Christie for Christmas

Desperate for more Agatha Christie? Now there are two "new" mysteries by the late queen of clues.

Dec 23, 1999 | I hate clues. Too many people -- including crime writers -- think mystery novels are supposed to be built around clues, as if the ideal were some Encyclopedia Brown exercise inflated to grown-up size. (Encyclopedia Brown, the hero of the children's detective series, solves non-gory crimes by pointing out the inconsistencies in the guilty person's statement -- e.g., "With the sun in his face, Ringo Charlie's shadow would have fallen behind him!")

I do not like trying to figure out whether an author's mistakes are deliberate or not. I do not like timetables or floor plans. I do not want to have to pay attention to who calls whom what, where who was when or who knew what too soon. That is the author's job, and I do not feel like doing it for the author. I do not want my mysteries to feel like work.

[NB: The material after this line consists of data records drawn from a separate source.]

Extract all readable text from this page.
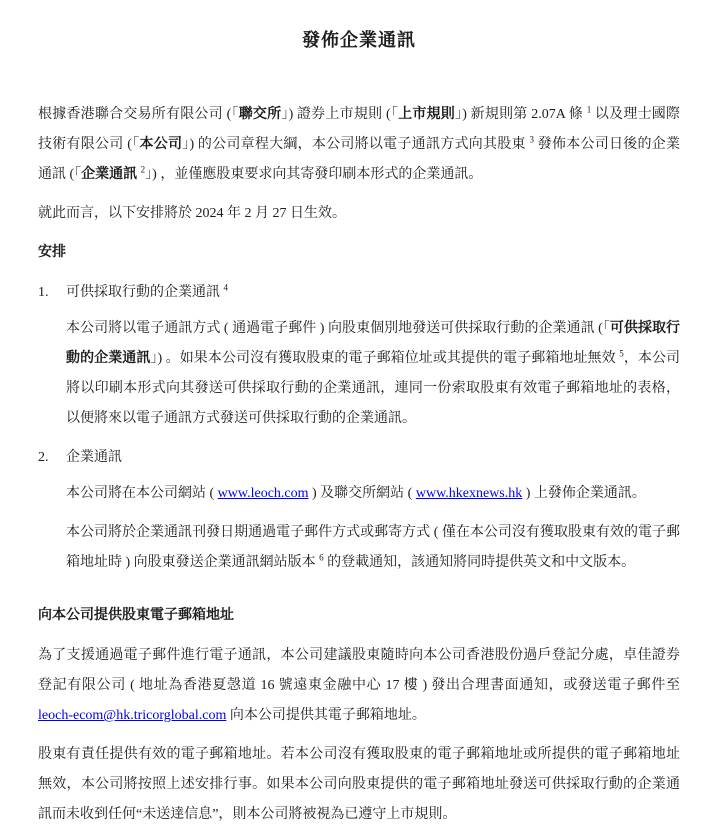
發佈企業通訊

根據香港聯合交易所有限公司 (「聯交所」) 證券上市規則 (「上市規則」) 新規則第 2.07A 條 $^1$ 以及理士國際技術有限公司 (「本公司」) 的公司章程大綱，本公司將以電子通訊方式向其股東 $^3$ 發佈本公司日後的企業通訊 (「企業通訊 $^2$」) ，並僅應股東要求向其寄發印刷本形式的企業通訊。

就此而言，以下安排將於 2024 年 2 月 27 日生效。

安排
1.	可供採取行動的企業通訊 $^4$

本公司將以電子通訊方式 ( 通過電子郵件 ) 向股東個別地發送可供採取行動的企業通訊 (「可供採取行動的企業通訊」) 。如果本公司沒有獲取股東的電子郵箱位址或其提供的電子郵箱地址無效 $^5$，本公司將以印刷本形式向其發送可供採取行動的企業通訊，連同一份索取股東有效電子郵箱地址的表格，以便將來以電子通訊方式發送可供採取行動的企業通訊。

2.	企業通訊

本公司將在本公司網站 ( www.leoch.com ) 及聯交所網站 ( www.hkexnews.hk ) 上發佈企業通訊。

本公司將於企業通訊刊發日期通過電子郵件方式或郵寄方式 ( 僅在本公司沒有獲取股東有效的電子郵箱地址時 ) 向股東發送企業通訊網站版本 $^6$ 的登載通知，該通知將同時提供英文和中文版本。

向本公司提供股東電子郵箱地址

為了支援通過電子郵件進行電子通訊，本公司建議股東隨時向本公司香港股份過戶登記分處，卓佳證券登記有限公司 ( 地址為香港夏愨道 16 號遠東金融中心 17 樓 ) 發出合理書面通知，或發送電子郵件至 leoch-ecom@hk.tricorglobal.com 向本公司提供其電子郵箱地址。

股東有責任提供有效的電子郵箱地址。若本公司沒有獲取股東的電子郵箱地址或所提供的電子郵箱地址無效，本公司將按照上述安排行事。如果本公司向股東提供的電子郵箱地址發送可供採取行動的企業通訊而未收到任何“未送達信息”，則本公司將被視為已遵守上市規則。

Besides, you have to suspend so much disbelief to read a mystery novel that picking apart minor breaks in logic threatens to topple the whole edifice. (See Raymond Chandler's much-quoted, perfectly just yet irrelevant objection to one of Agatha Christie's solutions: so ingenious that "only a half-wit could guess it.")

Christie, like the other Golden Age detective novelists, is supposed to be good at clues. You know the drill: a genteel setting, a limited cast, a few pretty corpses and a final gathering of suspects at which the detective explains how the indentation in the corner of the rug led him to the murderer. In truth, the best Christies follow this pattern in only the most superficial sense. They do not depend on clues but on perfectly fair conjurer's tricks: Christie is an absolute genius at making you look elsewhere while the answer is right there in plain sight. That is one reason she is still read eagerly today while contemporaries like Ngaio Marsh and Margery Allingham are largely forgotten.

Christie's many fans were no doubt happy to learn that the writer, who died in 1976, has in the past two years started to publish anew. This return is thanks to Charles Osborne, a literary jack-of-all-trades, who has turned two of her plays into novels. The results are mixed. His efforts are certainly more successful than Robert Goldsborough's attempts to channel the dead Rex Stout -- the dialogue and structure are, after all, Christie's -- but there are difficulties in such a literal translation of a play. It is extremely odd to read an entire novel without modernist literary pretensions that is set in a single room. The prose sandwiched between the dialogue often reads like stage directions. And some of it will make your eyes roll back in your head.